Method: We propose a blur-pattern–aware monocular depth estimation framework that jointly models the spatial distribution of motion blur and camera trajectory in video sequences. Leveraging sliding-window embedding and multi-window aggregation, we employ vision-language models to densely interpolate sparse point trajectories obtained via point tracking, thereby enhancing the fidelity of depth–blur mapping.

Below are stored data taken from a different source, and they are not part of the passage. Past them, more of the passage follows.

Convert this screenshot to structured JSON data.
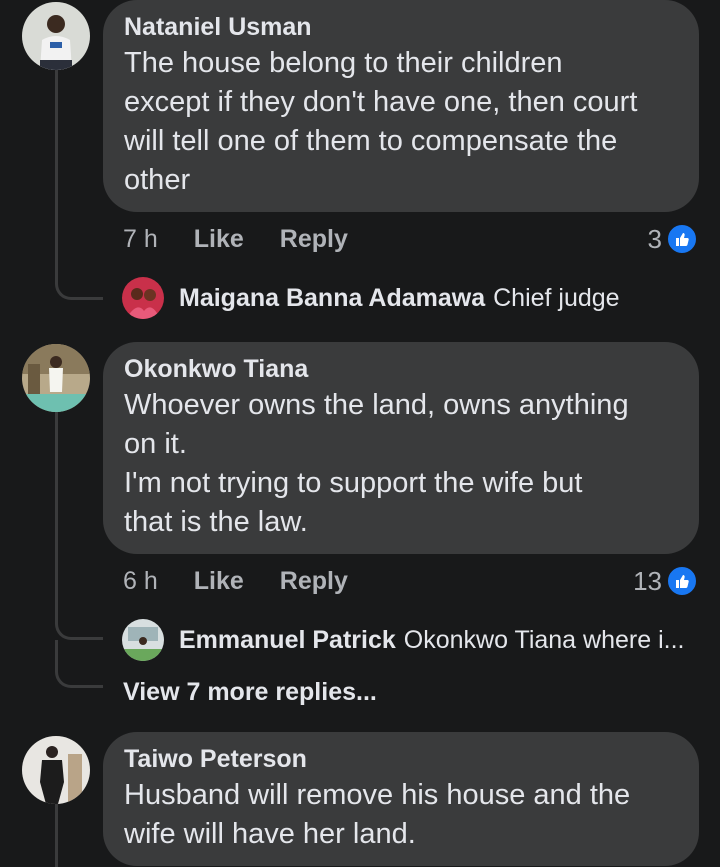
{
  "comments": [
    {
      "author": "Nataniel Usman",
      "text": "The house belong to their children\nexcept if they don't have one, then court\nwill tell one of them to compensate the\nother",
      "time": "7 h",
      "like_label": "Like",
      "reply_label": "Reply",
      "reaction_count": "3",
      "reply": {
        "author": "Maigana Banna Adamawa",
        "text": "Chief judge"
      }
    },
    {
      "author": "Okonkwo Tiana",
      "text": "Whoever owns the land, owns anything\non it.\nI'm not trying to support the wife but\nthat is the law.",
      "time": "6 h",
      "like_label": "Like",
      "reply_label": "Reply",
      "reaction_count": "13",
      "reply": {
        "author": "Emmanuel Patrick",
        "text": "Okonkwo Tiana where i..."
      },
      "view_more": "View 7 more replies..."
    },
    {
      "author": "Taiwo Peterson",
      "text": "Husband will remove his house and the\nwife will have her land."
    }
  ],
  "colors": {
    "background": "#18191a",
    "bubble": "#3a3b3c",
    "primary_text": "#e4e6eb",
    "secondary_text": "#b0b3b8",
    "like_blue": "#1877f2"
  },
  "icons": {
    "reaction": "thumbs-up-icon"
  }
}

Contribution/Results: To our knowledge, this is the first work to integrate the depth-dependent nature of perspective blur with vision-language priors, enabling metric-scale depth prediction and high-fidelity trajectory reconstruction without stabilization hardware. Extensive evaluation on multiple standard depth benchmarks demonstrates significant improvements over state-of-the-art unsupervised and self-supervised methods—achieving broader depth range coverage, superior generalization, and up to 32% reduction in trajectory reconstruction error.
📝 Abstract
In the absence of a mechanical stabilizer, the camera undergoes inevitable rotational dynamics during capturing, which induces perspective-based blur especially under long-exposure scenarios. From an optical standpoint, perspective-based blur is depth-position-dependent: objects residing at distinct spatial locations incur different blur levels even under the same imaging settings. Inspired by this, we propose a novel method that estimate metric depth by examining the blur pattern of a video stream and dense trajectory via joint optical design algorithm. Specifically, we employ off-the-shelf vision encoder and point tracker to extract video information. Then, we estimate depth map via windowed embedding and multi-window aggregation, and densify the sparse trajectory from the optical algorithm using a vision-language model. Evaluations on multiple depth datasets demonstrate that our method attains strong performance over large depth range, while maintaining favorable generalization. Relative to the real trajectory in handheld shooting settings, our optical algorithm achieves superior precision and the dense reconstruction maintains strong accuracy.